When it came to writing the follow-up to their DIY album Take the Kids Off Broadway, Sam France and Jonathan Rado of the California band Foxygen didn’t have to search too long to find inspiration. The duo experienced a fury of creativity long before they headed to the studio. That’s because they were writing songs partly for their musical hero, the ever-busy musician/producer Richard Swift.
“I think it’s a little different how we worked with Swift compared to everyone [else] as we’re giant fans, so we know what he’s really good at and knew what he could bring to the album,” says Rado, who plays guitar and splits songwriting duties with France. “He had signed on to produce it before we had even written the record. So we sort of wrote it for him to take. Having Swift record the record is sort of our love letter to him.”
The collaboration was the result of the pair’s gutsy decision in May 2011 to give Swift a CD-R of Take the Kids following his show at the Mercury Lounge in New York City. Fortunately for them, Swift enjoyed that album and immediately contacted them. He mixed a reissue of it, and later the band joined him for a weeklong recording session at Swift’s National Freedom Studio to track their breakthrough album We Are the 21st Century Ambassadors of Peace and Magic, which was released earlier this year.
One thing that probably caught Swift’s attention is the duo’s tight-knit and charmingly oddball chemistry, which they honed while playing together in high school. Before graduating, the pair had already recorded a large collection of albums (at least a dozen), some with 30 or more songs that reflected their offbeat humor in titles like “Electric Sun Machine” and “Catfood Dogfood.” They sounded like the work of “a bunch of little kids making music,” as Rado once described them to Pitchfork, but over time the band grew as musicians, finding ways to create intricately melodic, energetic and raw songs that are full of youthful swagger.
“Sam brings what I don’t have and I have what Sam doesn’t have,” explains Rado. “I’m a really technically good musician and Sam is like a genius as songwriter and lyricist. We bring those things to each other’s music.”
With many of their influences coming from the 1960s, a lot of their songs (and their esoteric titles) bring to mind bands like The Kinks. There’s also plenty of California-drenched psychedelic in their songs.
“We’re really into that golden age of recording where recording became an instrument a little bit, where it started developing,” says Rado. “We just love that era of music and how adventurous it is. Not that we don’t like modern music. Some of my favorite bands are newer bands but I think that era of music is golden and untouchable.”
The pair have been on a relentless touring schedule but recently they took time to start writing their next album. Rado says they’ve recorded a few songs and it seems promising so far—promising enough that they may have enough material for a double album.

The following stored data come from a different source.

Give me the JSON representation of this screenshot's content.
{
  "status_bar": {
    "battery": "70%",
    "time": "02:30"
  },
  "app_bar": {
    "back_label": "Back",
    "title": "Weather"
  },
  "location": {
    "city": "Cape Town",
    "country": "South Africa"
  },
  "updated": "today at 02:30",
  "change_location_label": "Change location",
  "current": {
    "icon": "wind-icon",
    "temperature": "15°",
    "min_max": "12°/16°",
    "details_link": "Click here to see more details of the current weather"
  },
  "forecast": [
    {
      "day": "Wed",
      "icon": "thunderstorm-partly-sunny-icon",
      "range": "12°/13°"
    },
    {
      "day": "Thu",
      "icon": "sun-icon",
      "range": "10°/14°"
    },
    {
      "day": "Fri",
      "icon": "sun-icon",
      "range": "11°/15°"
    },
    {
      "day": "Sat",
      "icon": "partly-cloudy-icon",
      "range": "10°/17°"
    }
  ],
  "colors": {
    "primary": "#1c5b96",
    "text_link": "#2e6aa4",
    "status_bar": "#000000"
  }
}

“It’s going to be a little darker,” says Rado. “I think 21st Century is kind of an optimistic record and this one is going to be a little more pessimistic. It’s going to be longer and probably more sparse. I can’t really say yet; it’s still developing. It’s going to be different for sure. I don’t know if all the people that liked our last one will like our next one.”
Foxygen headline the Turner Hall Ballroom on Sunday, July 28 with openers Twin Peaks at 7 p.m.